Las Habilidades son otro de los elementos fundamentales. Cada una cuenta con características y capacidades propias, permitiendo desarrollar estilos de juego bastante diferentes. A esto se suman armas, sellos y Tarstones, que añaden efectos adicionales y permiten crear distintas configuraciones. Me gustó especialmente que podamos reiniciar gratuitamente las habilidades de las Habilidades. Esto facilita experimentar con diferentes builds sin miedo a desperdiciar recursos. Sin embargo, el sistema tampoco es perfecto: la cantidad de armas es relativamente limitada y algunos árboles de habilidades ofrecen mejoras bastante poco interesantes. Hay posibilidades suficientes para experimentar, pero esperaba encontrar una progresión algo más profunda.

Una de las mecánicas más interesantes es el sistema de Second Life. Cuando nuestra Habilidad muere, el Heraldo queda expuesto y puede continuar luchando en una forma mucho más vulnerable. Si conseguimos atacar a los enemigos y recuperar suficiente energía, podremos regresar a nuestra Habilidad. Es una mecánica sencilla, pero añade una segunda oportunidad muy interesante durante los combates complicados. La exploración también cumple. Fallgrim funciona como una especie de mundo semiabierto dividido en diferentes zonas, mazmorras y fuentes que debemos purificar. Encontraremos caminos secundarios, desafíos y recompensas que hacen que desviarse de la ruta principal tenga sentido. El viaje rápido entre las fuentes también resulta bastante útil para evitar recorridos innecesariamente largos.
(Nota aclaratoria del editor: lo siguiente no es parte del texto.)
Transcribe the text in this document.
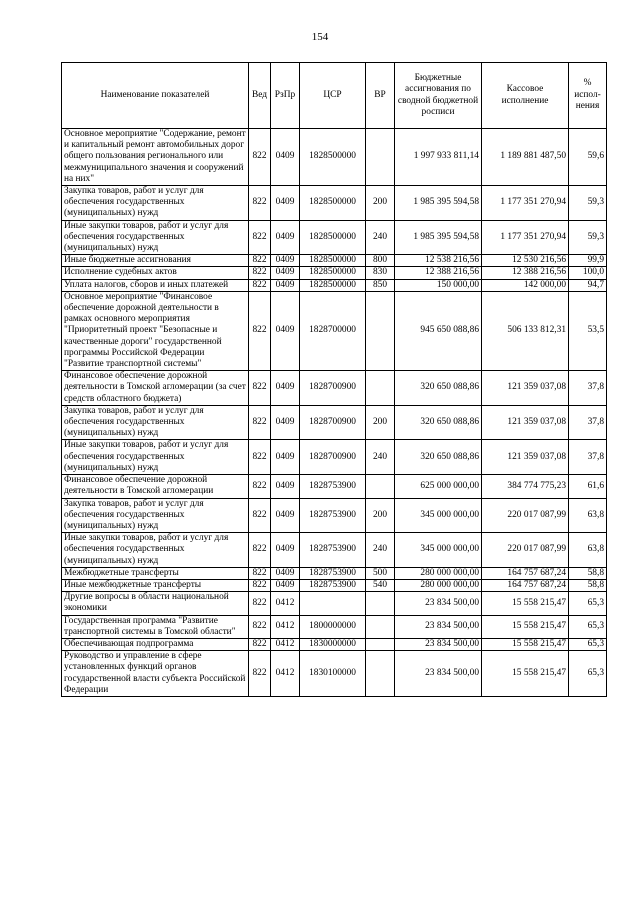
154
Наименование показателей	Вед	РзПр	ЦСР	ВР	Бюджетные ассигнования по сводной бюджетной росписи	Кассовое исполнение	% испол-нения
Основное мероприятие "Содержание, ремонт и капитальный ремонт автомобильных дорог общего пользования регионального или межмуниципального значения и сооружений на них"	822	0409	1828500000		1 997 933 811,14	1 189 881 487,50	59,6
Закупка товаров, работ и услуг для обеспечения государственных (муниципальных) нужд	822	0409	1828500000	200	1 985 395 594,58	1 177 351 270,94	59,3
Иные закупки товаров, работ и услуг для обеспечения государственных (муниципальных) нужд	822	0409	1828500000	240	1 985 395 594,58	1 177 351 270,94	59,3
Иные бюджетные ассигнования	822	0409	1828500000	800	12 538 216,56	12 530 216,56	99,9
Исполнение судебных актов	822	0409	1828500000	830	12 388 216,56	12 388 216,56	100,0
Уплата налогов, сборов и иных платежей	822	0409	1828500000	850	150 000,00	142 000,00	94,7
Основное мероприятие "Финансовое обеспечение дорожной деятельности в рамках основного мероприятия "Приоритетный проект "Безопасные и качественные дороги" государственной программы Российской Федерации "Развитие транспортной системы"	822	0409	1828700000		945 650 088,86	506 133 812,31	53,5
Финансовое обеспечение дорожной деятельности в Томской агломерации (за счет средств областного бюджета)	822	0409	1828700900		320 650 088,86	121 359 037,08	37,8
Закупка товаров, работ и услуг для обеспечения государственных (муниципальных) нужд	822	0409	1828700900	200	320 650 088,86	121 359 037,08	37,8
Иные закупки товаров, работ и услуг для обеспечения государственных (муниципальных) нужд	822	0409	1828700900	240	320 650 088,86	121 359 037,08	37,8
Финансовое обеспечение дорожной деятельности в Томской агломерации	822	0409	1828753900		625 000 000,00	384 774 775,23	61,6
Закупка товаров, работ и услуг для обеспечения государственных (муниципальных) нужд	822	0409	1828753900	200	345 000 000,00	220 017 087,99	63,8
Иные закупки товаров, работ и услуг для обеспечения государственных (муниципальных) нужд	822	0409	1828753900	240	345 000 000,00	220 017 087,99	63,8
Межбюджетные трансферты	822	0409	1828753900	500	280 000 000,00	164 757 687,24	58,8
Иные межбюджетные трансферты	822	0409	1828753900	540	280 000 000,00	164 757 687,24	58,8
Другие вопросы в области национальной экономики	822	0412			23 834 500,00	15 558 215,47	65,3
Государственная программа "Развитие транспортной системы в Томской области"	822	0412	1800000000		23 834 500,00	15 558 215,47	65,3
Обеспечивающая подпрограмма	822	0412	1830000000		23 834 500,00	15 558 215,47	65,3
Руководство и управление в сфере установленных функций органов государственной власти субъекта Российской Федерации	822	0412	1830100000		23 834 500,00	15 558 215,47	65,3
En cuanto al apartado visual, Mortal Shell 2 consigue crear una atmósfera fantástica. El mundo es oscuro, decadente y brutal, mientras que el diseño de las Habilidades y criaturas destaca especialmente. Todo encaja con el tono de una aventura que constantemente transmite la sensación de estar explorando un mundo al borde del colapso. La dificultad también me parece uno de sus puntos interesantes. Para alguien que no tenga demasiada experiencia con los Soulslike, la aventura puede resultar bastante accesible, mientras que los jugadores veteranos probablemente encontrarán un desafío menos exigente que en otros representantes del género. Además, existen opciones que permiten modificar posteriormente la dificultad y añadir nuevos retos.